No último dia do Mesa Tendências, assisti à palestra de Checho Gonzales, Lourdes Hernandez e Dagoberto Torres (da esquerda para a direita) sobre comida de rua. Comida de rua tem sua estrutura própria. É comida portátil. Lourdes apresentou alguns utensílios da cozinha mexicana, como a prensa para modelar tacos. Checho lembrou que mais que algo rápido e barato para se comer, é trabalho, é sustento de famílias. Acredita que a melhor opção é registrar e capacitar os ambulantes.
No Japão existe comida de rua. Podia encontrar vans ou barraquinhas no estacionamento de supermercados, vendendo batata-doce assada, takoyaki, okonomiyaki, yakitori. Nada disso compete com a loja, pelo contrário, atrai clientes e pode até aumentar as vendas. Em festivais – como queima de fogos de artifícios no verão – ruas são fechadas e dezenas de barraquinhas vendem um pouco de tudo. No Brasil, um país de imigrantes, as opções poderiam ir muito além do pastel com caldo de cana. No entanto, isso é uma questão que envolve alteração de leis e muito mais do que cabe agora neste blog.
David Chang veio falar sobre o aspergillus oryzae, fungo responsável pelo aroma frutado de muitos sakes e que é usado na produção de miso, shoyu e mirim. No caso dele, o interesse se voltava para o “umami”. Aliás, defendeu o ácido glutâmico, porque além da sensação de “gostosura” que sentimos, é algo que nosso cérebro precisa e afirmou que não existe alergia a ele, só sensibilidade. Passou pelo Garum e Liquamen, molho de peixe tão antigo quanto o império romano. Falou do bonito seco (katsuobushi), que passa por um longo processo (2 anos) de maturação para desenvolver mais umami e dos cogumelos e algas que são utilizados no preparo de caldos (dashi). Tudo umami.

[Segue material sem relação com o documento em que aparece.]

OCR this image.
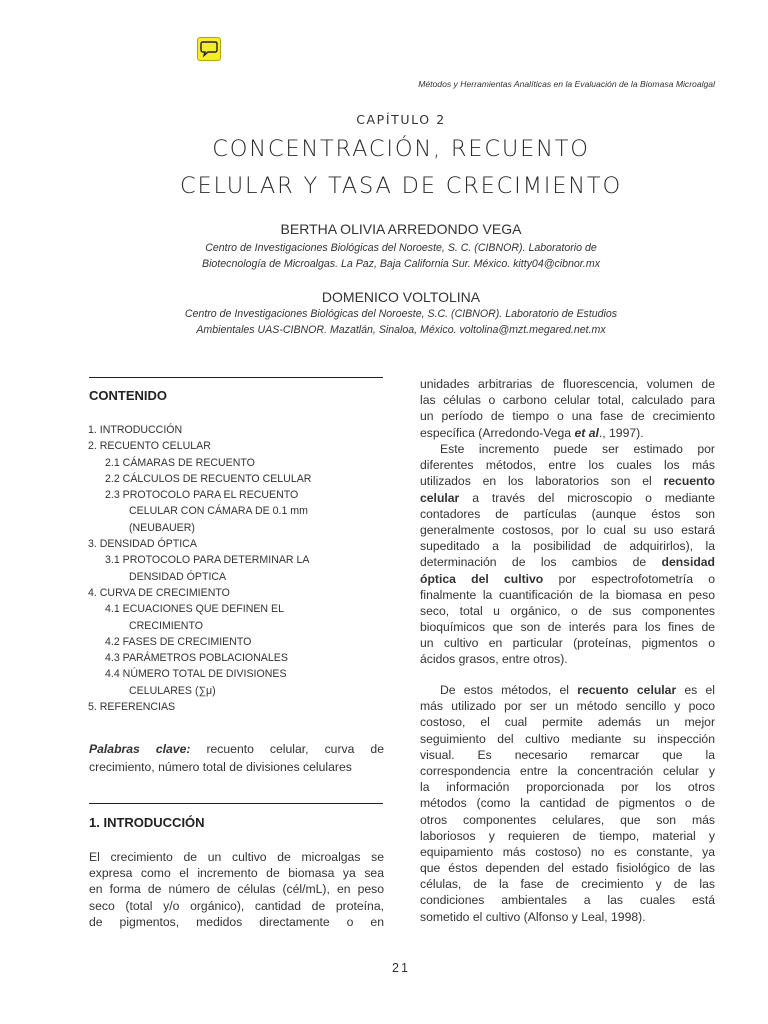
Métodos y Herramientas Analíticas en la Evaluación de la Biomasa Microalgal
CAPÍTULO 2
CONCENTRACIÓN, RECUENTO
CELULAR Y TASA DE CRECIMIENTO
BERTHA OLIVIA ARREDONDO VEGA
Centro de Investigaciones Biológicas del Noroeste, S. C. (CIBNOR). Laboratorio de
Biotecnología de Microalgas. La Paz, Baja California Sur. México. kitty04@cibnor.mx
DOMENICO VOLTOLINA
Centro de Investigaciones Biológicas del Noroeste, S.C. (CIBNOR). Laboratorio de Estudios
Ambientales UAS-CIBNOR. Mazatlán, Sinaloa, México. voltolina@mzt.megared.net.mx
CONTENIDO
1. INTRODUCCIÓN
2. RECUENTO CELULAR
2.1 CÁMARAS DE RECUENTO
2.2 CÁLCULOS DE RECUENTO CELULAR
2.3 PROTOCOLO PARA EL RECUENTO
CELULAR CON CÁMARA DE 0.1 mm
(NEUBAUER)
3. DENSIDAD ÓPTICA
3.1 PROTOCOLO PARA DETERMINAR LA
DENSIDAD ÓPTICA
4. CURVA DE CRECIMIENTO
4.1 ECUACIONES QUE DEFINEN EL
CRECIMIENTO
4.2 FASES DE CRECIMIENTO
4.3 PARÁMETROS POBLACIONALES
4.4 NÚMERO TOTAL DE DIVISIONES
CELULARES (∑μ)
5. REFERENCIAS
Palabras clave: recuento celular, curva de crecimiento, número total de divisiones celulares
1. INTRODUCCIÓN
El crecimiento de un cultivo de microalgas se
expresa como el incremento de biomasa ya sea
en forma de número de células (cél/mL), en peso
seco (total y/o orgánico), cantidad de proteína,
de pigmentos, medidos directamente o en
unidades arbitrarias de fluorescencia, volumen de
las células o carbono celular total, calculado para
un período de tiempo o una fase de crecimiento
específica (Arredondo-Vega et al., 1997).
Este incremento puede ser estimado por
diferentes métodos, entre los cuales los más
utilizados en los laboratorios son el recuento
celular a través del microscopio o mediante
contadores de partículas (aunque éstos son
generalmente costosos, por lo cual su uso estará
supeditado a la posibilidad de adquirirlos), la
determinación de los cambios de densidad
óptica del cultivo por espectrofotometría o
finalmente la cuantificación de la biomasa en peso
seco, total u orgánico, o de sus componentes
bioquímicos que son de interés para los fines de
un cultivo en particular (proteínas, pigmentos o
ácidos grasos, entre otros).
De estos métodos, el recuento celular es el
más utilizado por ser un método sencillo y poco
costoso, el cual permite además un mejor
seguimiento del cultivo mediante su inspección
visual. Es necesario remarcar que la
correspondencia entre la concentración celular y
la información proporcionada por los otros
métodos (como la cantidad de pigmentos o de
otros componentes celulares, que son más
laboriosos y requieren de tiempo, material y
equipamiento más costoso) no es constante, ya
que éstos dependen del estado fisiológico de las
células, de la fase de crecimiento y de las
condiciones ambientales a las cuales está
sometido el cultivo (Alfonso y Leal, 1998).
21
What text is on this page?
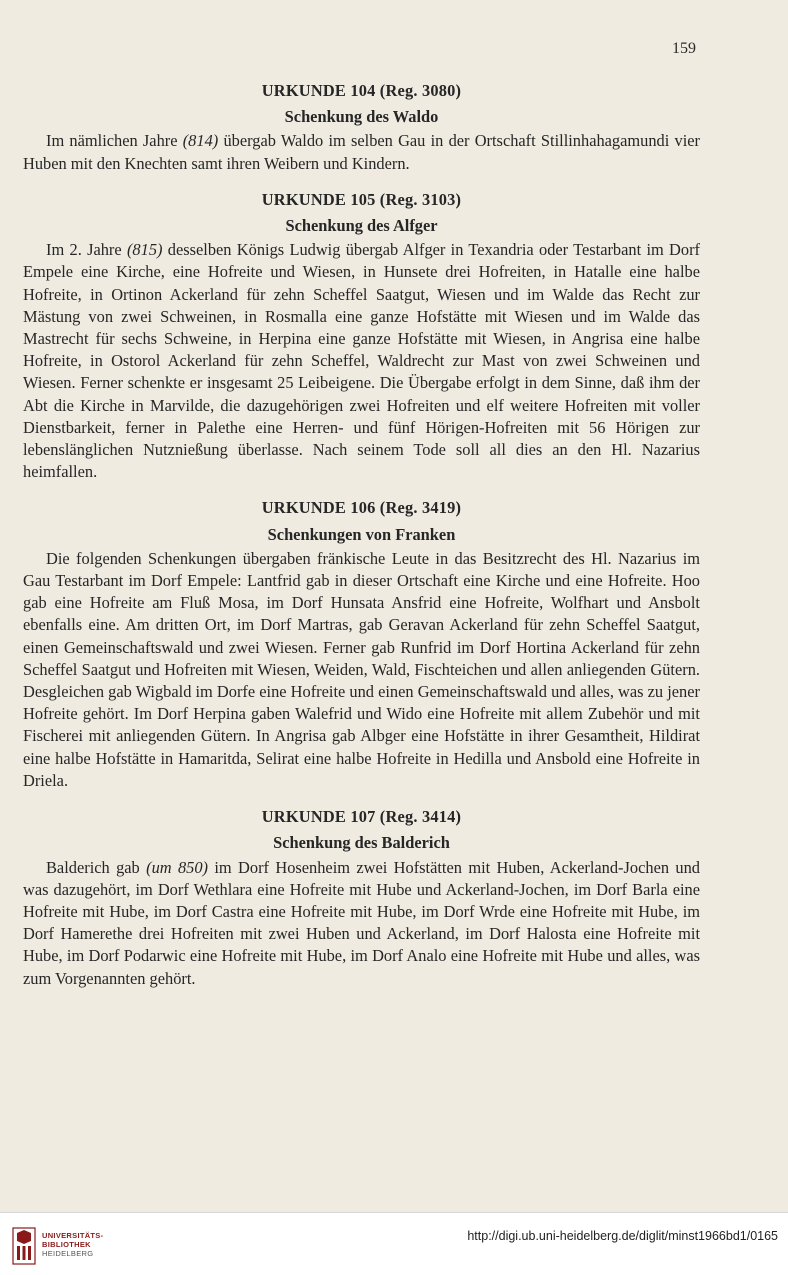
159
URKUNDE 104 (Reg. 3080)
Schenkung des Waldo

Im nämlichen Jahre (814) übergab Waldo im selben Gau in der Ortschaft Stillinhahagamundi vier Huben mit den Knechten samt ihren Weibern und Kindern.

URKUNDE 105 (Reg. 3103)
Schenkung des Alfger

Im 2. Jahre (815) desselben Königs Ludwig übergab Alfger in Texandria oder Testarbant im Dorf Empele eine Kirche, eine Hofreite und Wiesen, in Hunsete drei Hofreiten, in Hatalle eine halbe Hofreite, in Ortinon Ackerland für zehn Scheffel Saatgut, Wiesen und im Walde das Recht zur Mästung von zwei Schweinen, in Rosmalla eine ganze Hofstätte mit Wiesen und im Walde das Mastrecht für sechs Schweine, in Herpina eine ganze Hofstätte mit Wiesen, in Angrisa eine halbe Hofreite, in Ostorol Ackerland für zehn Scheffel, Waldrecht zur Mast von zwei Schweinen und Wiesen. Ferner schenkte er insgesamt 25 Leibeigene. Die Übergabe erfolgt in dem Sinne, daß ihm der Abt die Kirche in Marvilde, die dazugehörigen zwei Hofreiten und elf weitere Hofreiten mit voller Dienstbarkeit, ferner in Palethe eine Herren- und fünf Hörigen-Hofreiten mit 56 Hörigen zur lebenslänglichen Nutznießung überlasse. Nach seinem Tode soll all dies an den Hl. Nazarius heimfallen.

URKUNDE 106 (Reg. 3419)
Schenkungen von Franken

Die folgenden Schenkungen übergaben fränkische Leute in das Besitzrecht des Hl. Nazarius im Gau Testarbant im Dorf Empele: Lantfrid gab in dieser Ortschaft eine Kirche und eine Hofreite. Hoo gab eine Hofreite am Fluß Mosa, im Dorf Hunsata Ansfrid eine Hofreite, Wolfhart und Ansbolt ebenfalls eine. Am dritten Ort, im Dorf Martras, gab Geravan Ackerland für zehn Scheffel Saatgut, einen Gemeinschaftswald und zwei Wiesen. Ferner gab Runfrid im Dorf Hortina Ackerland für zehn Scheffel Saatgut und Hofreiten mit Wiesen, Weiden, Wald, Fischteichen und allen anliegenden Gütern. Desgleichen gab Wigbald im Dorfe eine Hofreite und einen Gemeinschaftswald und alles, was zu jener Hofreite gehört. Im Dorf Herpina gaben Walefrid und Wido eine Hofreite mit allem Zubehör und mit Fischerei mit anliegenden Gütern. In Angrisa gab Albger eine Hofstätte in ihrer Gesamtheit, Hildirat eine halbe Hofstätte in Hamaritda, Selirat eine halbe Hofreite in Hedilla und Ansbold eine Hofreite in Driela.

URKUNDE 107 (Reg. 3414)
Schenkung des Balderich

Balderich gab (um 850) im Dorf Hosenheim zwei Hofstätten mit Huben, Ackerland-Jochen und was dazugehört, im Dorf Wethlara eine Hofreite mit Hube und Ackerland-Jochen, im Dorf Barla eine Hofreite mit Hube, im Dorf Castra eine Hofreite mit Hube, im Dorf Wrde eine Hofreite mit Hube, im Dorf Hamerethe drei Hofreiten mit zwei Huben und Ackerland, im Dorf Halosta eine Hofreite mit Hube, im Dorf Podarwic eine Hofreite mit Hube, im Dorf Analo eine Hofreite mit Hube und alles, was zum Vorgenannten gehört.

UNIVERSITÄTS-
BIBLIOTHEK
HEIDELBERG
http://digi.ub.uni-heidelberg.de/diglit/minst1966bd1/0165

No entanto, ele anda experimentando miso feito com outros grãos além da soja: pistache, grão-de-bico, amendoim. Segundo ele, cada um apresenta sabores distintos. Mas o grande tesouro do processo todo é o “tamari”. Tamari é o caldo, rico em aminoácidos, que se separa da massa do miso após um bom tempo de fermentação. É o precursor do shoyu.
Também falou do kimchee e do sauerkraut, similares em tantos aspectos e tão distintos. E, por fim, falou da fermentação da azeitona. Só que, no caso, o interessante não seria o azeite e sim o que é descartado: o caldo fermentado. Ou seja, umami, umami e umami. Não vou escrever sobre miso, kimchee, koji, etc. Já falei sobre isso, basta dar uma busca no blog.
Atala subiu ao palco ao lado do pecuarista Ricardo Sechis e do ambientalista Roberto Esmeraldi. Lembrou do desafio de alimentar 7 bilhões de pessoas e que é preciso encontrar um uso mais racional do solo. A pecuária tem sido criticada nos últimos anos, acusada de ser a causadora de desmatamento e por conta da extensa área que ela consome, por exemplo. Ricardo Sechis voltou-se para outro lado, para a criação de gado confinado. Mais que isso, adotou também um outro manejo do boi, que inclui água limpa e salário justo para quem trata dele. Para garantir a qualidade da carne, usa um recurso que os produtores de wagyu também recorrem: o utrassom para analisar as fibras musculares. Roberto Smeraldi lembrou que não basta um produtor desenvolver um gado premium, mas é preciso ter para quem comercializar e que pague pela excelência. Trata-se de uma cadeia.
Atala lembrou também que muita gente não consome as partes menos nobres do boi e que muita coisa é simplesmente descartada. Concordo. Compro rebarba, retalhos para fazer comida de cachorro, na base de um pacotão por R$5,00, separo tendões e encontro até a capa que cobre a costela (matambre?). Infelizmente muita gente exige mignon, contrafilé, picanha, etc quando vai jantar fora, esquecendo que um corte de segunda pode ser muito saboroso e não é raro ter um preparo demorado. E ainda há a questão de aproveitar o máximo do alimento -seja ele animal ou vegetal.
Se por um lado é bom que alguém que atrai tantos ouvidos trazer duas pessoas para falar – de pontos de vistas bem distintos – sobre uma questão que envolve alimento e sustentabilidade, por exemplo, terminei com mais questionamentos que respostas. Afinal, de onde sairá a comida para os 7 bilhões de humanos? A resposta não é tão fácil. Ou melhor, respostas, porque pessoas e situações diferentes precisam de soluções diferentes. É algo que ficou para se pensar.